Strange things happen to yoga instructions. They often seem to morph over time into something new and slightly different. This isn’t a bad thing but I often wonder why it happens. When I started doing yoga about 16 years ago the instructions were always to bring the feet parallel and feet together at the front of the mat. If you look at the picture of B.K.S. Iyengar in the picture that accompanies this post you will see his big toes touching as well as his heels. This is how I was taught as well, and how I continue to practice.
Nowadays you will see most people standing in tadasana with an inch or two, if not more, between their feet. I have to admit that I have accommodated this concept for a long while, but I am working on changing my ways. It is easier to stand this way but is it better?

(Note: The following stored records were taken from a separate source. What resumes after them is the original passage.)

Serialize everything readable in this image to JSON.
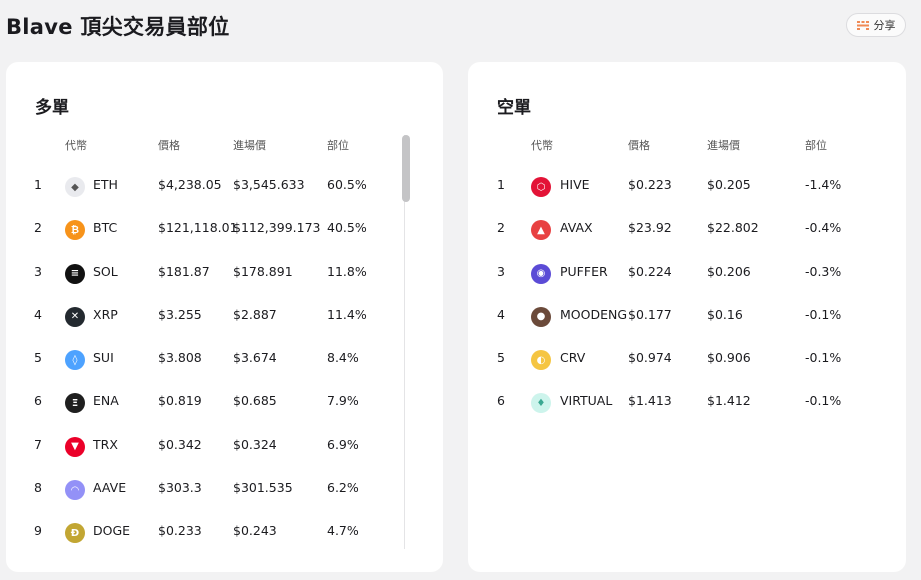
{
  "header": {
    "title": "Blave 頂尖交易員部位",
    "share_label": "分享"
  },
  "long": {
    "title": "多單",
    "columns": {
      "coin": "代幣",
      "price": "價格",
      "entry": "進場價",
      "position": "部位"
    },
    "rows": [
      {
        "rank": "1",
        "symbol": "ETH",
        "price": "$4,238.05",
        "entry": "$3,545.633",
        "position": "60.5%",
        "icon": "eth-icon",
        "color": "#e9eaee"
      },
      {
        "rank": "2",
        "symbol": "BTC",
        "price": "$121,118.01",
        "entry": "$112,399.173",
        "position": "40.5%",
        "icon": "btc-icon",
        "color": "#f7931a"
      },
      {
        "rank": "3",
        "symbol": "SOL",
        "price": "$181.87",
        "entry": "$178.891",
        "position": "11.8%",
        "icon": "sol-icon",
        "color": "#111111"
      },
      {
        "rank": "4",
        "symbol": "XRP",
        "price": "$3.255",
        "entry": "$2.887",
        "position": "11.4%",
        "icon": "xrp-icon",
        "color": "#23292f"
      },
      {
        "rank": "5",
        "symbol": "SUI",
        "price": "$3.808",
        "entry": "$3.674",
        "position": "8.4%",
        "icon": "sui-icon",
        "color": "#4da2ff"
      },
      {
        "rank": "6",
        "symbol": "ENA",
        "price": "$0.819",
        "entry": "$0.685",
        "position": "7.9%",
        "icon": "ena-icon",
        "color": "#1f1f1f"
      },
      {
        "rank": "7",
        "symbol": "TRX",
        "price": "$0.342",
        "entry": "$0.324",
        "position": "6.9%",
        "icon": "trx-icon",
        "color": "#eb0029"
      },
      {
        "rank": "8",
        "symbol": "AAVE",
        "price": "$303.3",
        "entry": "$301.535",
        "position": "6.2%",
        "icon": "aave-icon",
        "color": "#9391f7"
      },
      {
        "rank": "9",
        "symbol": "DOGE",
        "price": "$0.233",
        "entry": "$0.243",
        "position": "4.7%",
        "icon": "doge-icon",
        "color": "#c2a633"
      }
    ]
  },
  "short": {
    "title": "空單",
    "columns": {
      "coin": "代幣",
      "price": "價格",
      "entry": "進場價",
      "position": "部位"
    },
    "rows": [
      {
        "rank": "1",
        "symbol": "HIVE",
        "price": "$0.223",
        "entry": "$0.205",
        "position": "-1.4%",
        "icon": "hive-icon",
        "color": "#e31337"
      },
      {
        "rank": "2",
        "symbol": "AVAX",
        "price": "$23.92",
        "entry": "$22.802",
        "position": "-0.4%",
        "icon": "avax-icon",
        "color": "#e84142"
      },
      {
        "rank": "3",
        "symbol": "PUFFER",
        "price": "$0.224",
        "entry": "$0.206",
        "position": "-0.3%",
        "icon": "puffer-icon",
        "color": "#5b4bd6"
      },
      {
        "rank": "4",
        "symbol": "MOODENG",
        "price": "$0.177",
        "entry": "$0.16",
        "position": "-0.1%",
        "icon": "moodeng-icon",
        "color": "#6b4a3a"
      },
      {
        "rank": "5",
        "symbol": "CRV",
        "price": "$0.974",
        "entry": "$0.906",
        "position": "-0.1%",
        "icon": "crv-icon",
        "color": "#f5c542"
      },
      {
        "rank": "6",
        "symbol": "VIRTUAL",
        "price": "$1.413",
        "entry": "$1.412",
        "position": "-0.1%",
        "icon": "virtual-icon",
        "color": "#cdf4ec"
      }
    ]
  }
}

I guess the upside to separating the feet is that it makes it easier to accomplish a key instruction to take the thighs back, internally rotating the inner thighs allowing the sit bones to move back and apart. This is an essential yoga instruction for standing in tadasana as well as many other poses. With the feet apart it is much easier to accomplish.
You can experience this in three ways; one more advanced than the next. Take the inner thighs back and apart with the feet two inches apart, then take them back with the big toes touching and the heels slightly apart, and finally do the same action with the feet together- big toes touching and the heels touching. It should get harder with the feet together and might even require a lot of work with the heels touching but this is as it should be.
The down side to letting the feet separate has to do with the outer hips and butt. Many people tend to be tight in the hips and outer thighs. The IT Band is a length of connective tissues that gives people loads of trouble. Tightness in the outer thighs manifest s all throughout the practice but most unfortunately in backbends, where the tight IT Band pulls the knee joint to the outside of the ankle joint, which in turn compromises the sacrum and the sacro-iliac joint. This is the reason for much of the back pain that yogis experience.
When we stand with the feet together, the IT band is as long as it can get in a relaxed position. The instant the feet separate, the IT band is no longer in extension, and shortens slightly. While an inch or two of space between the feet might not be the biggest deal, it isn’t the ideal that we are looking for.
I can be a very picky yoga teacher emphasizing minute adjustments to make large changes to the body. For years my yoga instructions have simply ignored how people maintain their feet in tadasana, while in my own practice I am working with the toes and heels together. I think that is about to change.